Ulcers are often blamed on stress and spicy food, but the reality is that bacteria called Helicobacter pylori (H. pylori) cause most of these painful erosions in the stomach and small intestine. The goal of ulcer treatment is to prevent stomach acid from continuing to erode the lesion and to eradicate H. pylori. Research shows ways to fight even the most recalcitrant H. pylori infection.

What is peptic ulcer disease?
Peptic ulcers are deep, non-healing sores or holes in the lining of the stomach (gastric ulcers) and in the first part of the small intestine, called the duodenum (duodenal ulcers). Between 70% and 80% of gastric ulcers and nearly all duodenal ulcers result from H. pylori bacteria that infect the lining of the stomach and cause inflammation. Nonsteroidal anti-inflammatory drugs (NSAIDs), like aspirin and ibuprofen, can erode the stomach lining and are the second most common cause of ulcers. H. pylori may also be present in people who develop ulcers from NSAIDs.

People with gastric ulcers usually feel pain in their upper abdomen 15-30 minutes after eating. A duodenal ulcer, on the other hand, hurts when the stomach is empty; eating often relieves pain. Ulcers don't always cause pain, though, and painless ulcers are more common in people over 55 and in people taking NSAIDs. Painless ulcers may not be found until they cause bleeding.

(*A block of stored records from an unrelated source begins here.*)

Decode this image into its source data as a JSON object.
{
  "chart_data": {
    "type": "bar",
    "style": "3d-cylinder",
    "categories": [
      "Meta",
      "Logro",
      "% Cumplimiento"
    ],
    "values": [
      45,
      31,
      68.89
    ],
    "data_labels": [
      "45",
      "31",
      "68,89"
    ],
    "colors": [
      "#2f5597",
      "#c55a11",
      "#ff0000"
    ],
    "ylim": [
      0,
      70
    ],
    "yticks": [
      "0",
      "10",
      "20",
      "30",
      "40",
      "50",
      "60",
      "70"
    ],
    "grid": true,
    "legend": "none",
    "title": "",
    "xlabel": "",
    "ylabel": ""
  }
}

Symptoms such as anemia or blood in the stool may suggest bleeding due to a blood vessel ruptured by an ulcer. An upper endoscopy is often needed to check for ulcers. During endoscopy, a biopsy sample can be taken to be tested for H. pylori.

Eradicating stubborn bacteria.
Medications called H2-blockers and proton pump inhibitors suppress the production of stomach acid and let ulcers heal. Antibiotics are taken simultaneously to treat the H. pylori infection. To ensure that H. pylori are eliminated, doctors typically prescribe 10- to 14- day "triple therapy," which includes a proton pump inhibitor plus two antibiotics. Bismuth subsalicylate (Pepto-Bismol and other brands) may also be recommended.

A study in the Annals of Internal Medicine offered another solution to H. pylori: sequential therapy, which starts patients on a proton pump inhibitor and five days of a mild antibiotic -- then two stronger antibiotics added to the proton pump inhibitor for five days. The study compared triple therapy with sequential therapy in 300 people. Patients received the proton pump inhibitor pantoprazole (Protonix) plus the antibiotics clarithromycin and amoxicillin or a sequential treatment of five days of pantoprazole, amoxicillin, and placebo followed by five days of pantoprazole, clarithromycin, and the antibiotic tinidazole (Tindamax).

Eight weeks later, tests revealed that H. pylori were eradicated in 93% of the sequential-therapy patients vs. 79% of triple-therapy patients. Sequential therapy may help combat H. pylori that have become resistant to frequently used antibiotics. The first stage of sequential therapy might eradicate enough H. pylori to make mutations against the second wave of antibiotics more difficult.

Antibiotics may not cure ulcers that are caused by NSAIDs, and continued use of NSAIDs lowers the chances that ulcers will heal. However, people who take NSAIDs and then develop ulcers should still be tested and treated for H. pylori infection. Proton pump inhibitors might help reduce the risk of subsequent ulcers in patients who must continue taking NSAIDs to treat other medical conditions.